Jessica heaved a deep sigh. “I dunno. I asked him if he would go with me, and he asked why couldn’t I have a girlfriend go with me.”
She looked intensely unhappy. I counted to five quickly, in the hopes of forestalling the expletive that I really wanted to use to describe dear old Jamie.
“It doesn’t sound like he wants to be involved,” I ventured, finally.
The tears started coursing down Jessica’s cheeks again. I sighed and put my arm around her.
“Look,” I said. “You said you want to have a child, right? And of course you want to have a man. But it looks like right now you have a child, and you don’t have a man.”
Jessica nodded, and wiped her eyes. I have to say, I admired her honesty in this moment.
“You can’t change Jamie,” I said, bluntly.

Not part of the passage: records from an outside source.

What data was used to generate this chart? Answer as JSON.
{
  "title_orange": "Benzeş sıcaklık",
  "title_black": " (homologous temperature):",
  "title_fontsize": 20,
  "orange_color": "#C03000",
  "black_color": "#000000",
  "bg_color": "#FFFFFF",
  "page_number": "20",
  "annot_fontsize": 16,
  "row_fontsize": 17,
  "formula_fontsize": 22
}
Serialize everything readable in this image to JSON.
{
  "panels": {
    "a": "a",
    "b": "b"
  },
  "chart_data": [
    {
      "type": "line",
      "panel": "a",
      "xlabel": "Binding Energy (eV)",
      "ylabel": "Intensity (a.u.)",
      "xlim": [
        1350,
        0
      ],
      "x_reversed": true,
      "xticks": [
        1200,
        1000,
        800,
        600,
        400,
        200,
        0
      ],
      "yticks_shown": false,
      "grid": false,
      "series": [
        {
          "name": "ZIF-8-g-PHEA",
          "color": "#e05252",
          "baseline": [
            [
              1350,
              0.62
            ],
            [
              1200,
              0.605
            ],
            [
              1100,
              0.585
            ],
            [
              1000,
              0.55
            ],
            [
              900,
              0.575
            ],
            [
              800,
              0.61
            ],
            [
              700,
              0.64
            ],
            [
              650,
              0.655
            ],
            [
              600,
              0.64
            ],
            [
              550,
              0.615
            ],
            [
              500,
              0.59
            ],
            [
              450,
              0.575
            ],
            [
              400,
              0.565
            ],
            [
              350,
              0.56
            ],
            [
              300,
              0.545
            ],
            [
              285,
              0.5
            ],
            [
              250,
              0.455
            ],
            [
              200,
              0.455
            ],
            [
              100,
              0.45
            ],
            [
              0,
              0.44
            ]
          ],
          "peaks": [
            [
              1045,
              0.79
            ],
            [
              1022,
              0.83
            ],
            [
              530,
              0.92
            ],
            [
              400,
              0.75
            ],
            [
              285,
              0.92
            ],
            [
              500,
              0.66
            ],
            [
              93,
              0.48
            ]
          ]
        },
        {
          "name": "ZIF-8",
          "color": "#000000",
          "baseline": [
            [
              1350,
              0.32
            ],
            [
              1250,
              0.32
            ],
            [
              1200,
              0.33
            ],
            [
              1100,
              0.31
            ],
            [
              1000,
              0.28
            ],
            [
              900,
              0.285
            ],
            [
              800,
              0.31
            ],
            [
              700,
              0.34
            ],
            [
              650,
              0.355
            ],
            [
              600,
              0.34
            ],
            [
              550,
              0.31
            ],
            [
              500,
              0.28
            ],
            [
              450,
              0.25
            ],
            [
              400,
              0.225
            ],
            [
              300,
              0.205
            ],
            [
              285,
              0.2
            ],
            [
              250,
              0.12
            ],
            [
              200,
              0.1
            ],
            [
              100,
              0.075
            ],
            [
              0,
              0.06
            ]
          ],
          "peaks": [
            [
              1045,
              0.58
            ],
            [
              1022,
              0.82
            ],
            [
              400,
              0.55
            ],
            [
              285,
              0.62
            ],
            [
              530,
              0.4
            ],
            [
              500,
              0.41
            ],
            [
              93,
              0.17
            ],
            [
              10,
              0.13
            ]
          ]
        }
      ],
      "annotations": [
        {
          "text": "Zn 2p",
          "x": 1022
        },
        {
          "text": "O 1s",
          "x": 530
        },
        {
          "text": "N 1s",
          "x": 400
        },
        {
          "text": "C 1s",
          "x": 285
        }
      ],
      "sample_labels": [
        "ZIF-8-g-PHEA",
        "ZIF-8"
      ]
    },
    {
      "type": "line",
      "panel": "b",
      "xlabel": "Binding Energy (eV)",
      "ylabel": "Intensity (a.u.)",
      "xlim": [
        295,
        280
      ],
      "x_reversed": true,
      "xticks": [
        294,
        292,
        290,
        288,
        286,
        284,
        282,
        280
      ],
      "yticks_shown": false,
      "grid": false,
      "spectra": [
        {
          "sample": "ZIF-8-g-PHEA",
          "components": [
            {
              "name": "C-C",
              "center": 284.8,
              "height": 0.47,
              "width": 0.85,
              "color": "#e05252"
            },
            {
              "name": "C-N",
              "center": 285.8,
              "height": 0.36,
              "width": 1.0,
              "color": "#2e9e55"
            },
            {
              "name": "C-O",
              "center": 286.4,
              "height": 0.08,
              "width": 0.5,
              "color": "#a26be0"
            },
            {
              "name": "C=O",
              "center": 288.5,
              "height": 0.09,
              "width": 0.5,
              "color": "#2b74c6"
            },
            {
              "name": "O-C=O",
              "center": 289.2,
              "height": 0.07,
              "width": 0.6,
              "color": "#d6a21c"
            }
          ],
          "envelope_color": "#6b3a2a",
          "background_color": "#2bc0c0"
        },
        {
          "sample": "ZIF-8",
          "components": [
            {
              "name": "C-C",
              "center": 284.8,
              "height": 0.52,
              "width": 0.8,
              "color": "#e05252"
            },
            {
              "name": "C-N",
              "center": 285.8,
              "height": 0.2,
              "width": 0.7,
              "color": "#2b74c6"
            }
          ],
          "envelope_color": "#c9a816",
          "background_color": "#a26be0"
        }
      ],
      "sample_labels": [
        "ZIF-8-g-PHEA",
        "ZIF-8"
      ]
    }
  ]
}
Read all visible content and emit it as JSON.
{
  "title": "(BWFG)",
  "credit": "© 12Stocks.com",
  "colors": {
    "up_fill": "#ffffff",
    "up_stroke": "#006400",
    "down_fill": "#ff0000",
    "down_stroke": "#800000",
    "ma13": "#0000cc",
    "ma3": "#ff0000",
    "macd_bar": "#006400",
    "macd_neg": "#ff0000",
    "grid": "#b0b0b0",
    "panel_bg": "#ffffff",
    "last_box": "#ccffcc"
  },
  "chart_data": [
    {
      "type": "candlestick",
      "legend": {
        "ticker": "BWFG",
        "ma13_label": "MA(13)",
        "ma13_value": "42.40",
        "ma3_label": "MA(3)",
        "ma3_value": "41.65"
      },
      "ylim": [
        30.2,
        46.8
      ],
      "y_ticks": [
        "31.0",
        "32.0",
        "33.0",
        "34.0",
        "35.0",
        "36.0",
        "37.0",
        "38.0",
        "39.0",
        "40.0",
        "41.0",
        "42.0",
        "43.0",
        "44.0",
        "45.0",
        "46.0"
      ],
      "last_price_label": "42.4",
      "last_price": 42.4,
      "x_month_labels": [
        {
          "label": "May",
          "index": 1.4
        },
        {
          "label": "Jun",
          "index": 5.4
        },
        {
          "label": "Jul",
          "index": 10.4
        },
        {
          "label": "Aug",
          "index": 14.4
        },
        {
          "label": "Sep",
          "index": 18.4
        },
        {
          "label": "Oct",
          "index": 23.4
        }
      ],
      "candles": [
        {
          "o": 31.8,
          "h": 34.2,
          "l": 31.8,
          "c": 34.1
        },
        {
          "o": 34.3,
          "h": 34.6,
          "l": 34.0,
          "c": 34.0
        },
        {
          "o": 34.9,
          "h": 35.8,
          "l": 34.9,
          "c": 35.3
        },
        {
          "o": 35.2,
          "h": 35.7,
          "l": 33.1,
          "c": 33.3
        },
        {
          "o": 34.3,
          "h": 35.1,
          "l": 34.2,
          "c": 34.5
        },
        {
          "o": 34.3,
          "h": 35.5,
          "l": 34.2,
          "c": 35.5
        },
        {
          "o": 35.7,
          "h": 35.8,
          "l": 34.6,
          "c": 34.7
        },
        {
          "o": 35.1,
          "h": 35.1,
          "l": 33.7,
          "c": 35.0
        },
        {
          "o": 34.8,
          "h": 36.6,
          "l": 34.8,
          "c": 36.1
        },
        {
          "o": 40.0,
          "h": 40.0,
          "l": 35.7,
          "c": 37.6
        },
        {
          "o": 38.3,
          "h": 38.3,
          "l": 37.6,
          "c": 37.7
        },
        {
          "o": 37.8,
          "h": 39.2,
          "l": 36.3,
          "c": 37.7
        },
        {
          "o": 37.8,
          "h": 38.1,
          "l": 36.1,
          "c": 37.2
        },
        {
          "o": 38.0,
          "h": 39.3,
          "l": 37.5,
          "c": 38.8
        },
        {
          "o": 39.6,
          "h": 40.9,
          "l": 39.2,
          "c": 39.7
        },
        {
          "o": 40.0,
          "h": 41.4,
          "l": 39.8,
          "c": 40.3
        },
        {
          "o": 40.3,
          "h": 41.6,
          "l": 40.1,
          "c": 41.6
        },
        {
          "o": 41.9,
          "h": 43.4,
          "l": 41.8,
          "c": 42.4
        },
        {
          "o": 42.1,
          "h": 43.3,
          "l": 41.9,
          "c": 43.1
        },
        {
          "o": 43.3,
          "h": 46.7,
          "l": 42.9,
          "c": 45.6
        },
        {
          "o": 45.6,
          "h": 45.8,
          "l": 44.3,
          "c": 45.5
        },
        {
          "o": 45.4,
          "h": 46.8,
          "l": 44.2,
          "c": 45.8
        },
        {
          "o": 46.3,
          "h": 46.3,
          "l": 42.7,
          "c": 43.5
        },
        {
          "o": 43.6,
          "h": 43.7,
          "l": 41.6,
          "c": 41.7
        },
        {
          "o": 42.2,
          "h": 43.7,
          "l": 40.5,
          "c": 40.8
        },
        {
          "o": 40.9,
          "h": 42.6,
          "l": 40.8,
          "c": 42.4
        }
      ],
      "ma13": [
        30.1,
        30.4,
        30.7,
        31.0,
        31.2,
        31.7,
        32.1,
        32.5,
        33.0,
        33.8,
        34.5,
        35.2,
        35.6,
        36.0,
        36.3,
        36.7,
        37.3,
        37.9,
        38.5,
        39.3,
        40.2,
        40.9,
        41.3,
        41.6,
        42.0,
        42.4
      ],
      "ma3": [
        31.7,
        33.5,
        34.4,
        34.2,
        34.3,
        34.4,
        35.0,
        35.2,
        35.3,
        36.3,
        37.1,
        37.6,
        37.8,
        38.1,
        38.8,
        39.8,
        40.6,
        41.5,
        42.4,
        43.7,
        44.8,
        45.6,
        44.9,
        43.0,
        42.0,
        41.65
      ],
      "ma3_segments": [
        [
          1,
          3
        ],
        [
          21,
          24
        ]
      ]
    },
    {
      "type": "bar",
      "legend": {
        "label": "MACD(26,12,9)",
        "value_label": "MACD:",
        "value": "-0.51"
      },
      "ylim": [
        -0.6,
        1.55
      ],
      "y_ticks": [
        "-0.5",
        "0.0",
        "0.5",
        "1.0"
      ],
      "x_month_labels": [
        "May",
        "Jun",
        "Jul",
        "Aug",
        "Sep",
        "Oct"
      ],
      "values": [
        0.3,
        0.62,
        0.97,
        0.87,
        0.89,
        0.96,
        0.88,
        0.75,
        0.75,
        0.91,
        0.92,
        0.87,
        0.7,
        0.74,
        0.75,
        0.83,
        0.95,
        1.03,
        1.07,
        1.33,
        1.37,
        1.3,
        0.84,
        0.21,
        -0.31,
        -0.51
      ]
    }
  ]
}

“N-no, I can’t,” she admitted.
“So the Jamie question is quite separate from the baby question,” I said, summoning my courage. But she was way ahead of me.
“Oh, how can I do this by myself?” she cried suddenly, and broke out into fresh tears.
As a married mother of two, I had to admit it was a daunting prospect, even for a girl of Jessica’s considerable talents. Although she had a great job, her family would probably tell her to abort.
I decided to be really blunt.
“Listen,” I said. “You have a right to have this baby. Moreover, you have a right to be treated well by the father of this baby, and by your own family. “
She shook her head violently. “My mum will say I’m a fool,” she said. “My sister too.”